The GIL: That Old Friend Everyone Loves to Hate

Here’s where the plot twists.

Even after prompt tuning, with speed steady at 4 tok/s, the team discovered a deeper bottleneck: Python’s GIL (Global Interpreter Lock). @danveloper put it vividly: “the GIL was killing us.”

Clawd 想補充：

The GIL is Python’s most infamous feature ┐(￣ヘ￣)┌ Here’s the short version: Python only lets one thread actually run at a time. You think you’ve got 8 threads doing parallel work? Sorry — they’re standing in line, taking turns using the CPU one by one. For regular scripts, you barely notice. But when you’re trying to feed a 397B-parameter monster and want your GPU running at full blast? The GIL becomes that highway toll booth with only one lane open.
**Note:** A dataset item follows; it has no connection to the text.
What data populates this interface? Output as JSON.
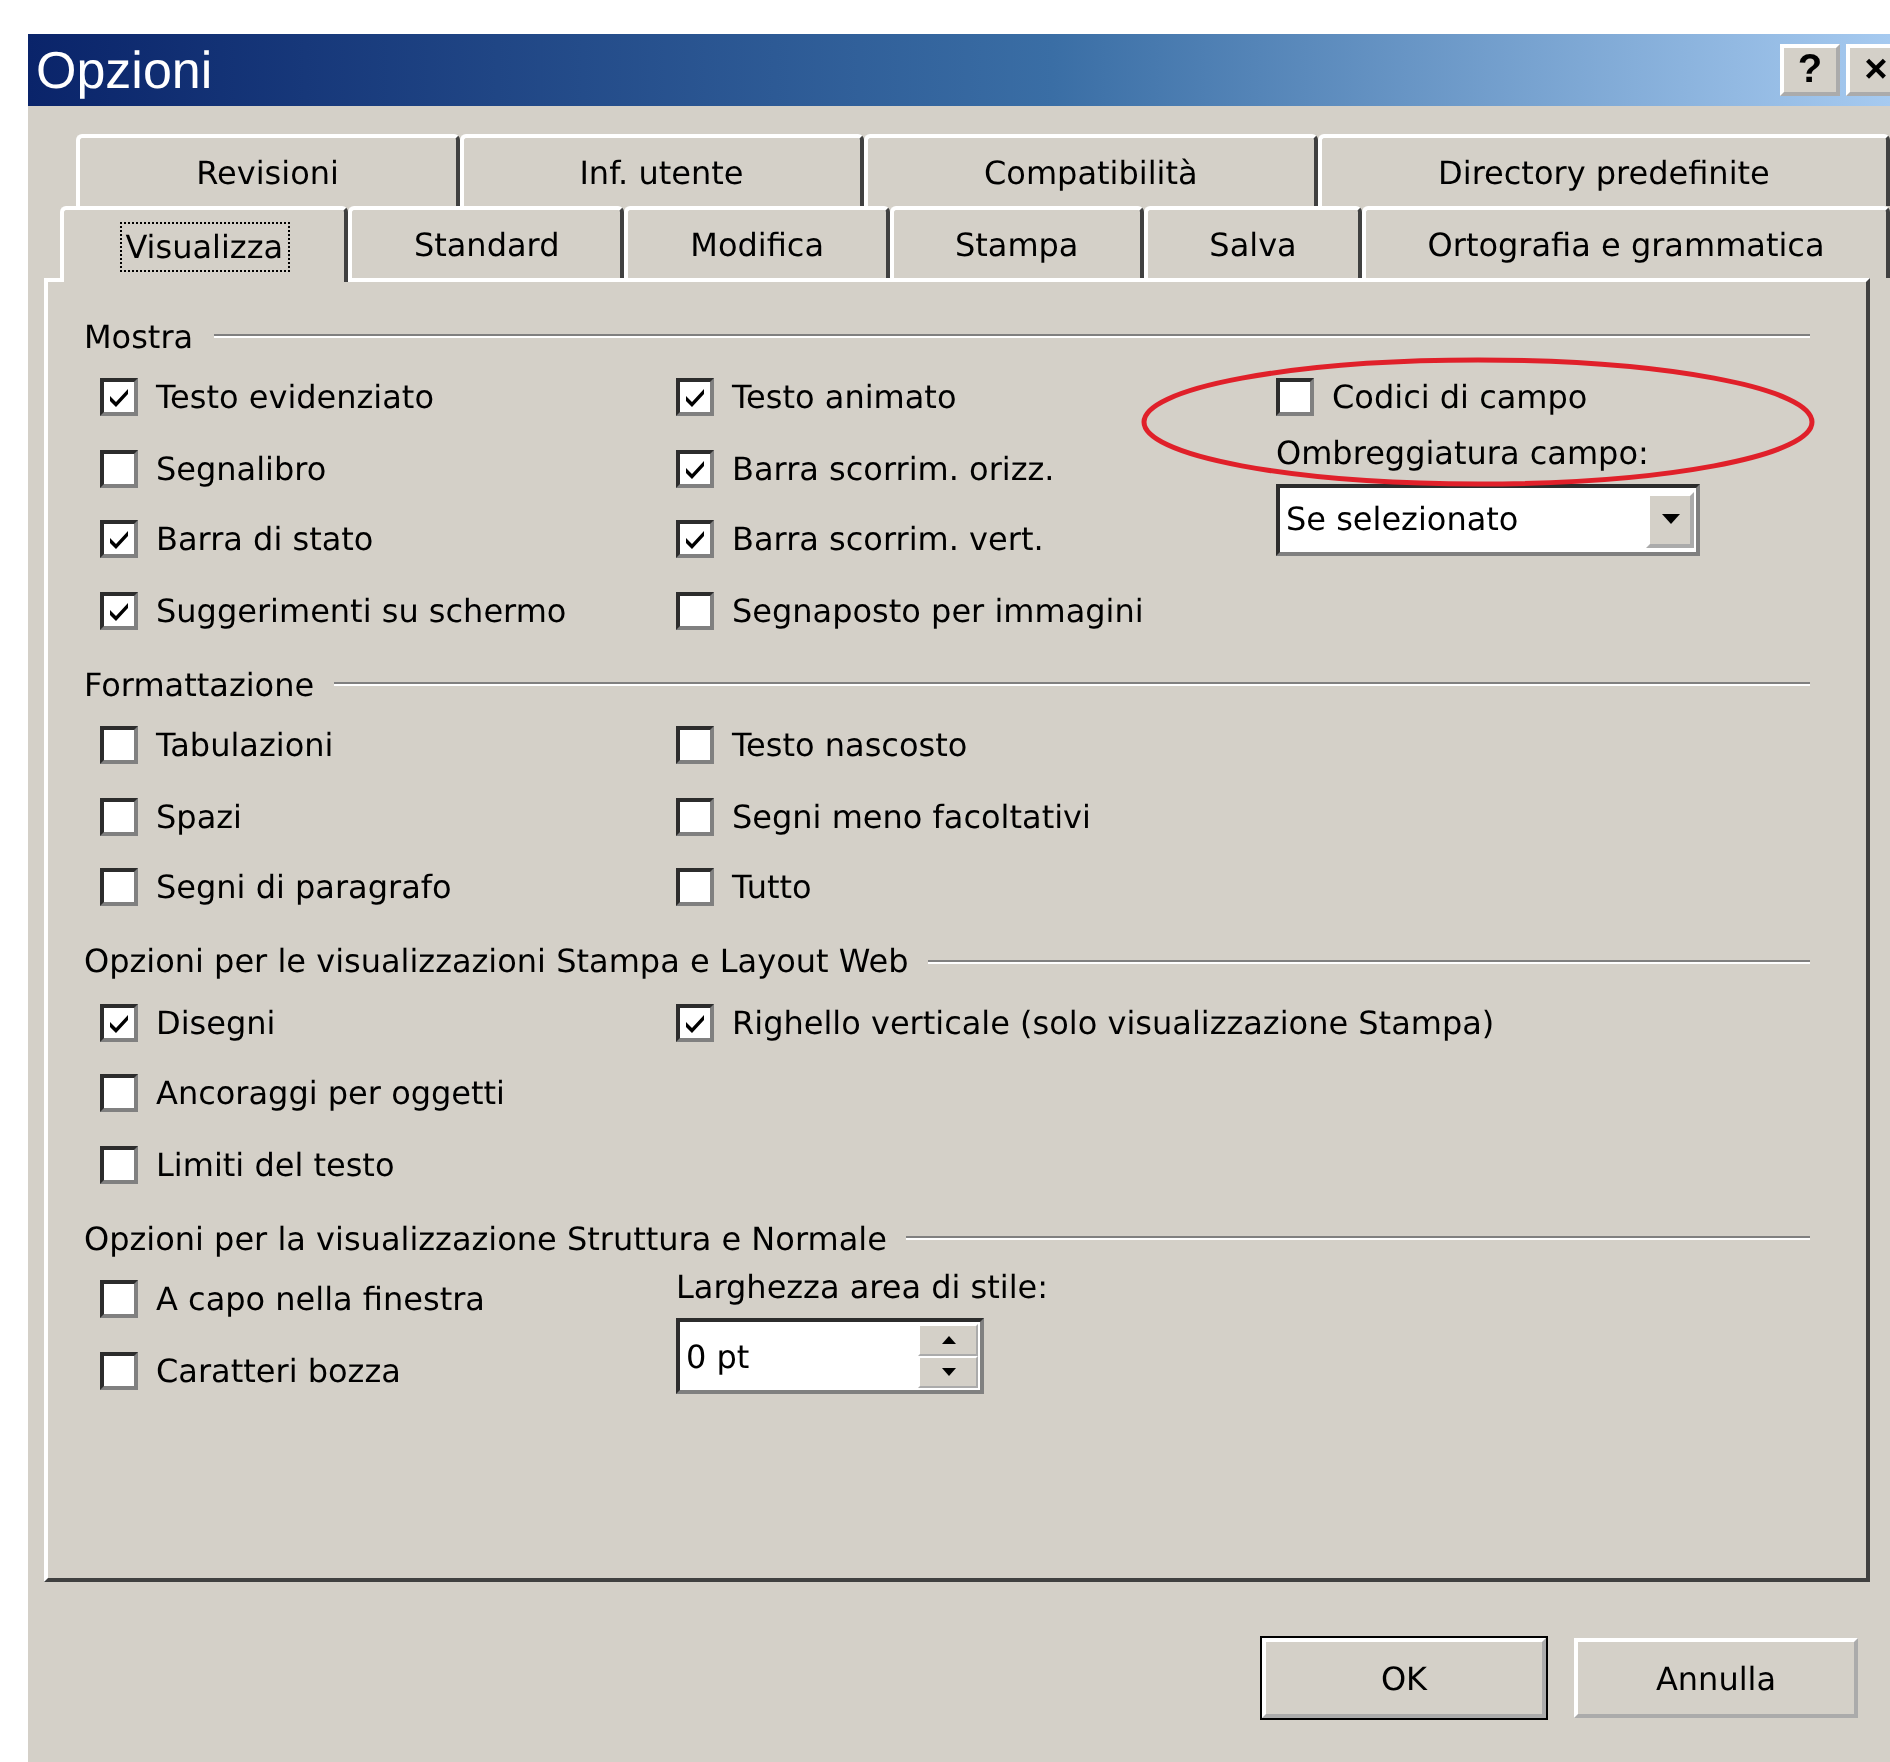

OK, so the GIL is a problem. Most people would try switching to a GIL-free Python runtime, or writing C extensions to work around it.

But @danveloper’s team chose a different path —

They ripped Python out entirely.

No “we tried a workaround.” No “we considered several approaches.” Just: Python, you’re fired. Don’t come back (⌐■_■)

Clawd 真心話：

Fun fact: Andrew Ng recently said something similar — that Python is becoming the new Assembly language (we covered this in CP-122). But Ng’s angle was “AI writes your Python so you don’t have to read it.” @danveloper went further — “AI doesn’t need Python at all, thanks.” Two roads, same destination: Python is increasingly a bottleneck in high-performance scenarios, not a tool (๑•̀ㅂ•́)و✧

Metal Shaders: Speaking the GPU’s Native Language

So what replaced Python? The answer: custom Metal shaders.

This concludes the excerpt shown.